7. The magnetic composite adsorbing material prepared by the preparation method according to any one of claims 1 to 6, wherein the magnetic composite adsorbing material is a chitosan/Al 2O3/Fe3O4 magnetic composite material.

8. use of the magnetic composite adsorbent material according to claim 7 in water treatment for removing phenol red from water.

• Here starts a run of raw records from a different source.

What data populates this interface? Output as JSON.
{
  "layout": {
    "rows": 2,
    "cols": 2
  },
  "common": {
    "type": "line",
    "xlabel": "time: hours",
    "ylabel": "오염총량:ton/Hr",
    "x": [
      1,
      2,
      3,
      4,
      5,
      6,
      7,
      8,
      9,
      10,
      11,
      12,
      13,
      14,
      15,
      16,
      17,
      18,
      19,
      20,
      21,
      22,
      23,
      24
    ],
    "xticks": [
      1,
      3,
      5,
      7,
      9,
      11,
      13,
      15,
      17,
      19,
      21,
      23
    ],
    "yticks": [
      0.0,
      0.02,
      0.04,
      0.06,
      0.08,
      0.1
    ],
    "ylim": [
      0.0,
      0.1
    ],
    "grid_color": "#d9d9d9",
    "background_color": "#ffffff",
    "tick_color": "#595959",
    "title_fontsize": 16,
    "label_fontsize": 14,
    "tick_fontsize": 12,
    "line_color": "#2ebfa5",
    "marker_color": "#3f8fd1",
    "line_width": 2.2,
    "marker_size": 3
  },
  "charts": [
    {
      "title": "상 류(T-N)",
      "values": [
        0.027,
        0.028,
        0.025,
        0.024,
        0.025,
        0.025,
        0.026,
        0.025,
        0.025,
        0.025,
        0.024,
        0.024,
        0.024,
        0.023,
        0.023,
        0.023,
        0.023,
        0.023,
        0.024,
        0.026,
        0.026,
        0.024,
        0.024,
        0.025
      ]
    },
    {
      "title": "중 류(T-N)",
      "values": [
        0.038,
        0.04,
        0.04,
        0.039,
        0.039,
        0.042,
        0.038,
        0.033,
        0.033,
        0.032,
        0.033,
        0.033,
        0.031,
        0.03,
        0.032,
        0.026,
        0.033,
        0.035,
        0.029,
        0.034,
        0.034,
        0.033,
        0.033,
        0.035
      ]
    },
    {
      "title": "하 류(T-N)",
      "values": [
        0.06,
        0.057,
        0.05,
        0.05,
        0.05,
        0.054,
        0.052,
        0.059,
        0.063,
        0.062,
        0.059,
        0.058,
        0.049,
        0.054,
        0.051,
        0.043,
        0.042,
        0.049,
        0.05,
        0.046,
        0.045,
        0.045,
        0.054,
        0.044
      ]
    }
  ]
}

9. the method for preparing the magnetic composite adsorbing material according to claim 8, wherein the method for applying is as follows: adding a chitosan/Al 2O3/Fe3O4 magnetic composite material into a phenol red water solution, adjusting the pH value to be 6-8, oscillating for 45-60min at 40-50 ℃, magnetically separating the chitosan/Al 2O3/Fe3O4 magnetic composite material, collecting supernatant to obtain the phenol red-removed water solution, wherein the adsorption-removal rate of the chitosan/Al 2O3/Fe3O4 magnetic composite material on phenol red is 85-99%.

10. The method for preparing the magnetic composite adsorption material according to claim 9, wherein the mass concentration of the phenol red aqueous solution is less than or equal to 100 ppm; the dosage of the chitosan/Al 2O3/Fe3O4 magnetic composite material in 10mL of phenol red water solution is 10 mg.